Dr. Gregory Stahl is the Paul Allen Professor of Anesthesia in the Center of Experimental Therapeutics and Reperfusion Injury (CETRI), Department of Anesthesiology, Perioperative and Pain Medicine at Brigham and Women’s Hospital at the Harvard Medical School. He received his undergraduate degree in Biomedical Sciences at Juniata College and received his Ph.D. in Cardiovascular Physiology at Thomas Jefferson Medical School in 1988. He moved to the University of California at Davis for postdoctoral training in the Division of Cardiovascular Medicine under Dr. John Longhurst. In 1994, he was recruited to Brigham and Women’s Hospital as co-founder of the CETRI. Dr. Stahl is an Established Investigator of the American Heart Association; has served on several study sections at the National Institutes of Health; published more than 100 peer-reviewed scientific manuscripts and several patents.
Dr.
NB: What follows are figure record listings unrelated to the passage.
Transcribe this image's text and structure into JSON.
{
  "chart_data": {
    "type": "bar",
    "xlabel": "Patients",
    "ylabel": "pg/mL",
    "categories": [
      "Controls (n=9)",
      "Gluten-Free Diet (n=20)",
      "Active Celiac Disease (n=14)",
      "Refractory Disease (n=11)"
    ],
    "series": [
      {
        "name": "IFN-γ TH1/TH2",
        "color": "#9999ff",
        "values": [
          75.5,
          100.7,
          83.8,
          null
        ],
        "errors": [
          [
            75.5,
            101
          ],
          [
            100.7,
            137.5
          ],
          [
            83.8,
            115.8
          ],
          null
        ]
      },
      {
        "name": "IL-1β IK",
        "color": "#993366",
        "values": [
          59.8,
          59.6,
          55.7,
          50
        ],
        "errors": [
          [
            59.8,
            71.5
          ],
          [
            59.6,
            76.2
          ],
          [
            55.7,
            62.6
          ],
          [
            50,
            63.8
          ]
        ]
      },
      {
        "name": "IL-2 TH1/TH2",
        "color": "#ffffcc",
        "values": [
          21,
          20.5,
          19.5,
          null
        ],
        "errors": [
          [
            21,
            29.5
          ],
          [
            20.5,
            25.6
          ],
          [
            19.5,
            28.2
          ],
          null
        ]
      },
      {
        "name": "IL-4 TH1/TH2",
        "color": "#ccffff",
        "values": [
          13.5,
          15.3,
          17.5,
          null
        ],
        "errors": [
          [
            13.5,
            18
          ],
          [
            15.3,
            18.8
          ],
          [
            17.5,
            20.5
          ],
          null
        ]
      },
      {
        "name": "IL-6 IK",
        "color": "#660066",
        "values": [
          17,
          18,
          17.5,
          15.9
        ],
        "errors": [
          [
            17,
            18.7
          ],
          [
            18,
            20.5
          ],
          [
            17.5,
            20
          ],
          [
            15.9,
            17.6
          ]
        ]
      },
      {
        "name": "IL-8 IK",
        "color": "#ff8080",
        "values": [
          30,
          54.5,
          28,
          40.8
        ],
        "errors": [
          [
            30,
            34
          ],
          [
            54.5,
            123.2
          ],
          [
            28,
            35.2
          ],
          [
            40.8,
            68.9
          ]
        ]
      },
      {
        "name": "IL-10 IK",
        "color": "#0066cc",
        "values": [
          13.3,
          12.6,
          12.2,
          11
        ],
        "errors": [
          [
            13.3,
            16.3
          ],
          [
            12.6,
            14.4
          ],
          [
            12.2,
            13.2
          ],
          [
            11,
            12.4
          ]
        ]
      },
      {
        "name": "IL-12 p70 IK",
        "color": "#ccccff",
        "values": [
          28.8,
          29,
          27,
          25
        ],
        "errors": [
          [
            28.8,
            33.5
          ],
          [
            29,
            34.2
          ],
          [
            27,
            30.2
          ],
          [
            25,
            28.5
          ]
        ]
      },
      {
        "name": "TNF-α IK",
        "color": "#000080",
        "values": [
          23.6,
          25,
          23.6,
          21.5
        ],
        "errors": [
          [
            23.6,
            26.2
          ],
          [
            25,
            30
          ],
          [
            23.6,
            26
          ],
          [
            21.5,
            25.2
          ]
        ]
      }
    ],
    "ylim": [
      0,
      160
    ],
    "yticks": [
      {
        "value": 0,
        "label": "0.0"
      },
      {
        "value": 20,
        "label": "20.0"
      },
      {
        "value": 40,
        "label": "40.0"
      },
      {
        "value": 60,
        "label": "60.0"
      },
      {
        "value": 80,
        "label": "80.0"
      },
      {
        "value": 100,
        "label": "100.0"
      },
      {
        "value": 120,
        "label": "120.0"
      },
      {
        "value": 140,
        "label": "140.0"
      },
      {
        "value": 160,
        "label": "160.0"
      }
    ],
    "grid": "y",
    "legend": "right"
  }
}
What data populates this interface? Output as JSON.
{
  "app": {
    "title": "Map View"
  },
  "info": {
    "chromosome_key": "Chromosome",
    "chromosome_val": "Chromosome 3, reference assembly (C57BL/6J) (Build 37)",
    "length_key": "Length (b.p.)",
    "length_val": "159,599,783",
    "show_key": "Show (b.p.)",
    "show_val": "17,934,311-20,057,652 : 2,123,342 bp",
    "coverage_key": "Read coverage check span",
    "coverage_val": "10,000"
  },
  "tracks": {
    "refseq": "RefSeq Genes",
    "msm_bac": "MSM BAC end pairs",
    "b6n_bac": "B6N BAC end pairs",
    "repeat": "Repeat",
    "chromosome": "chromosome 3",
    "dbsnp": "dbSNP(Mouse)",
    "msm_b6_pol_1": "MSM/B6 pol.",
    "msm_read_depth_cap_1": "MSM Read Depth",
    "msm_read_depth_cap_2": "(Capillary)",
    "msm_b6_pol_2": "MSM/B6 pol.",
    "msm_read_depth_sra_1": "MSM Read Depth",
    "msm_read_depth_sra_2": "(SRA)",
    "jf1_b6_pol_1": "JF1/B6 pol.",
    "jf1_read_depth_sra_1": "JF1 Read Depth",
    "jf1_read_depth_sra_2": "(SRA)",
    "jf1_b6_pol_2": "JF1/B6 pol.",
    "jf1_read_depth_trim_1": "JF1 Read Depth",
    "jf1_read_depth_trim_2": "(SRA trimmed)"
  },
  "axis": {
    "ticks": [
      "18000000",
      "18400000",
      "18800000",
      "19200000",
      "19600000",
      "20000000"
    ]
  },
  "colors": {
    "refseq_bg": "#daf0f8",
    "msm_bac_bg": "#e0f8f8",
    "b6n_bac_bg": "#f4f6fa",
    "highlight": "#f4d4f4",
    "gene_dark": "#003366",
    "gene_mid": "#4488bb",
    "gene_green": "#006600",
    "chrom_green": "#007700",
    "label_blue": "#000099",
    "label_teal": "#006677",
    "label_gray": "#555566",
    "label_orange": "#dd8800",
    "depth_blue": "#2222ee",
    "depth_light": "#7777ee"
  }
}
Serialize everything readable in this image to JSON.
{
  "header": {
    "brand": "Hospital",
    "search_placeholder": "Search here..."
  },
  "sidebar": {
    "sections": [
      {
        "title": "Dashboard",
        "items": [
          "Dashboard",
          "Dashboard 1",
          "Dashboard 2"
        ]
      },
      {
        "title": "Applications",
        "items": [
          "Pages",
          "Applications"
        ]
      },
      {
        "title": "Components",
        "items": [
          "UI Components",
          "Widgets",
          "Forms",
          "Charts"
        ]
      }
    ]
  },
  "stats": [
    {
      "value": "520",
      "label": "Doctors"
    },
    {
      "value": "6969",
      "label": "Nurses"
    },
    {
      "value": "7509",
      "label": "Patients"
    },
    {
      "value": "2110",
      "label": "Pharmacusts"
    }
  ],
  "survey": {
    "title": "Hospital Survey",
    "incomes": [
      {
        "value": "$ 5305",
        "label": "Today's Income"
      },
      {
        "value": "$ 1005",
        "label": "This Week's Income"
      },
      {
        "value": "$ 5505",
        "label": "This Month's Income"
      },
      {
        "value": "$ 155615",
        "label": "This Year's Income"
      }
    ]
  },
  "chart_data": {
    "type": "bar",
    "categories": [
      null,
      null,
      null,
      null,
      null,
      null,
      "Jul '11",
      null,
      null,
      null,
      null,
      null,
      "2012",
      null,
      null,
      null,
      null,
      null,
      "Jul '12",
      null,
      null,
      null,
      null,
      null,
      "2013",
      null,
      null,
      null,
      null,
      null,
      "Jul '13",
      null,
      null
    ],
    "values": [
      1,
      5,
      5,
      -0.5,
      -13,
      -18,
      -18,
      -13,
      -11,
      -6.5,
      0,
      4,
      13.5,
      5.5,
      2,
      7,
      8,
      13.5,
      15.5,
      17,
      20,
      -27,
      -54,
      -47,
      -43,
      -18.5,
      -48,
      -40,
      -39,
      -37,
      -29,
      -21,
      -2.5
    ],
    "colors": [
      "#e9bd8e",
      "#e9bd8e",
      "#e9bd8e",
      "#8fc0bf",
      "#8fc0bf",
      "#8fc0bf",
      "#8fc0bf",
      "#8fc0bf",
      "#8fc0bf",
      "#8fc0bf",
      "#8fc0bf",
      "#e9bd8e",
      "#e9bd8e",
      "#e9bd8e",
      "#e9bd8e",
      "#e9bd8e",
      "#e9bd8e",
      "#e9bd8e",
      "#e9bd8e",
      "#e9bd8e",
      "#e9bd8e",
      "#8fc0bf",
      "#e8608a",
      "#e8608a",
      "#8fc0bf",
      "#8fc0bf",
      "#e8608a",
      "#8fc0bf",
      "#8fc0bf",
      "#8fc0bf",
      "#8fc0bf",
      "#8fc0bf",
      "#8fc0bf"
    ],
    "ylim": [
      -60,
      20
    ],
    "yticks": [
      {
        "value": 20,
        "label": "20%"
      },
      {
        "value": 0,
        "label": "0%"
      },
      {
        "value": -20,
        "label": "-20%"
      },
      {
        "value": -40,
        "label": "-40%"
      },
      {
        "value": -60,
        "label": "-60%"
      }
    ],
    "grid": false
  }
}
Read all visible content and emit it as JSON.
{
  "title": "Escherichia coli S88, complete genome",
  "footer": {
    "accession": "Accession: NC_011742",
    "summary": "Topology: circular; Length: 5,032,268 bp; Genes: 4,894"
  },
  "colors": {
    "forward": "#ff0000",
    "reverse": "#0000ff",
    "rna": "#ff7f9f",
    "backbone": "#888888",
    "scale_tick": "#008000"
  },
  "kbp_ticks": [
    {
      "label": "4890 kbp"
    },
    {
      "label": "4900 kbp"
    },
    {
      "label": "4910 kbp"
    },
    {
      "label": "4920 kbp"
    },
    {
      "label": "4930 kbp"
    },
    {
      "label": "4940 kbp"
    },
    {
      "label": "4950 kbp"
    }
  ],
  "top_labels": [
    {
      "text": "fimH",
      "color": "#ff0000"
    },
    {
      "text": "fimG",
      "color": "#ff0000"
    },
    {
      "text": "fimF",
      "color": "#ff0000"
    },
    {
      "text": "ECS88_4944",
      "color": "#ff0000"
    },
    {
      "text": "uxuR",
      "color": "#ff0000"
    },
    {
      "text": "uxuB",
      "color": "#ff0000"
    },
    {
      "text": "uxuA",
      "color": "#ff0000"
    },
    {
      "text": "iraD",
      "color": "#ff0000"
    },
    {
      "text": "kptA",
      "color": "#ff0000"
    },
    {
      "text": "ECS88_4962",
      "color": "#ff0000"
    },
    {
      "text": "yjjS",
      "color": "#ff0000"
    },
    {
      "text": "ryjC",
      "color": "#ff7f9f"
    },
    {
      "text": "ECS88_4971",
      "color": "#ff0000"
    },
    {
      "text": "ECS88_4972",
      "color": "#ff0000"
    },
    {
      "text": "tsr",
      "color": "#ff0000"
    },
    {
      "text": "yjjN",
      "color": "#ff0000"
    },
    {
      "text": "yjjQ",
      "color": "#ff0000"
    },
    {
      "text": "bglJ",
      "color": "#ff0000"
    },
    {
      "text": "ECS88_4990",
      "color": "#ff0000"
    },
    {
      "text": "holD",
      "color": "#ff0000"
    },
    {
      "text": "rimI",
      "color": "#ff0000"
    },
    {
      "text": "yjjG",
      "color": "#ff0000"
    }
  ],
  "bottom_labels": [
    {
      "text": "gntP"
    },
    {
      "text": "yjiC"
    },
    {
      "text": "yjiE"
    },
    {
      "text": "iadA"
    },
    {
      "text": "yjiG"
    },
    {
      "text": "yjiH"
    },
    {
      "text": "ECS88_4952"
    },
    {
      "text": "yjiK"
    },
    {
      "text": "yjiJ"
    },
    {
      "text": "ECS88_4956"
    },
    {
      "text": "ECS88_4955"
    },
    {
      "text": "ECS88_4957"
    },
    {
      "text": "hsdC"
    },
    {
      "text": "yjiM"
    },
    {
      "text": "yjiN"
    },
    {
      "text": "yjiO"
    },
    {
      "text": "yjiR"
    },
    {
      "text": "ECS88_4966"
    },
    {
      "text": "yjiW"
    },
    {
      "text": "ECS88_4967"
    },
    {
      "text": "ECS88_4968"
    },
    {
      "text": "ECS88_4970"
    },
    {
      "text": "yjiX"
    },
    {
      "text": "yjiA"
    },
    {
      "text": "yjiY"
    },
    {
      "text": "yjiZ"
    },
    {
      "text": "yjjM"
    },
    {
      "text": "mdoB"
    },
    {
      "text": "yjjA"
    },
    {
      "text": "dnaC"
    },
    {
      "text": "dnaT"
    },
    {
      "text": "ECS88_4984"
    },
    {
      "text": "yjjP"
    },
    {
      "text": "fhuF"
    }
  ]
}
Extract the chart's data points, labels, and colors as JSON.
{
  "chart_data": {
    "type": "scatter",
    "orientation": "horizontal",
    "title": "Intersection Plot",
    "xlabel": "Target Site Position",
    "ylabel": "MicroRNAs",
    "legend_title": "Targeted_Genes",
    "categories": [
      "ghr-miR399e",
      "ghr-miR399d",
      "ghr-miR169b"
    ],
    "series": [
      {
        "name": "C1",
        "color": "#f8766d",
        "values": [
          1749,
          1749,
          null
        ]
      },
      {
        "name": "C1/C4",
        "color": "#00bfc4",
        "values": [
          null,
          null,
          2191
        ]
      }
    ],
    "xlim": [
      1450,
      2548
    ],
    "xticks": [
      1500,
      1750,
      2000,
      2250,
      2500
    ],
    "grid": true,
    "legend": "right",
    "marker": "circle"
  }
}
Stahl’s laboratory investigates the role of the innate immune system in mediating inflammation, tissue injury and organ failure following ischemia and reperfusion. His laboratory’s current research focuses on the role of specific complement components and pathways involved in diabetes, myocardial ischemia, trauma, stroke and gastrointestinal diseases. His research has lead to several clinical trials and a recently approved complement inhibitor for clinical use. His research findings have changed the way scientists think about the innate immune system in disease.
Jim Wells, Ph.D.
Dr. Jim Wells is the Harry W. and Diana Hind Professor in the Departments of Pharmaceutical Chemistry and Cellular and Molecular Pharmacology at the University of California at San Francisco. From 1998 to 2005 Dr. Wells was a co-founder, Director, President and CSO of Sunesis Pharmaceuticals, a drug discovery and development company using a novel site-directed drug discovery technology. Prior to Sunesis, he held the position of Staff Scientist at Genentech for 16 years where he helped build the Protein Engineering Department and developed technology for designing second-generation protein therapeutics. Dr. Wells' current research focuses on protease signaling pathways and site-directed chemical biology, a new field that systematically interrogates the roles of specific sites on proteins in cells using small molecules.
Dr. Wells received his Ph.D. in Biochemistry from Washington State University in 1979 and was a Damon Runyon-Walter Winchell Post-doctoral Fellow in the Biochemistry Department at Stanford University prior to joining Genentech in 1982. He has published more than 200 peer-reviewed scientific papers, and been named inventor on more than 60 patents issued or filed. He has won a number of research awards including, most recently, the Hans Neurath Award presented by the Protein Society in 2003, the Cutting Award Lecture at Stanford University in 2005 and the Perlman Lecture Award of the ACS Biotechnology Division in 2006. In 1999 he was elected Member to the National Academy of Sciences, USA.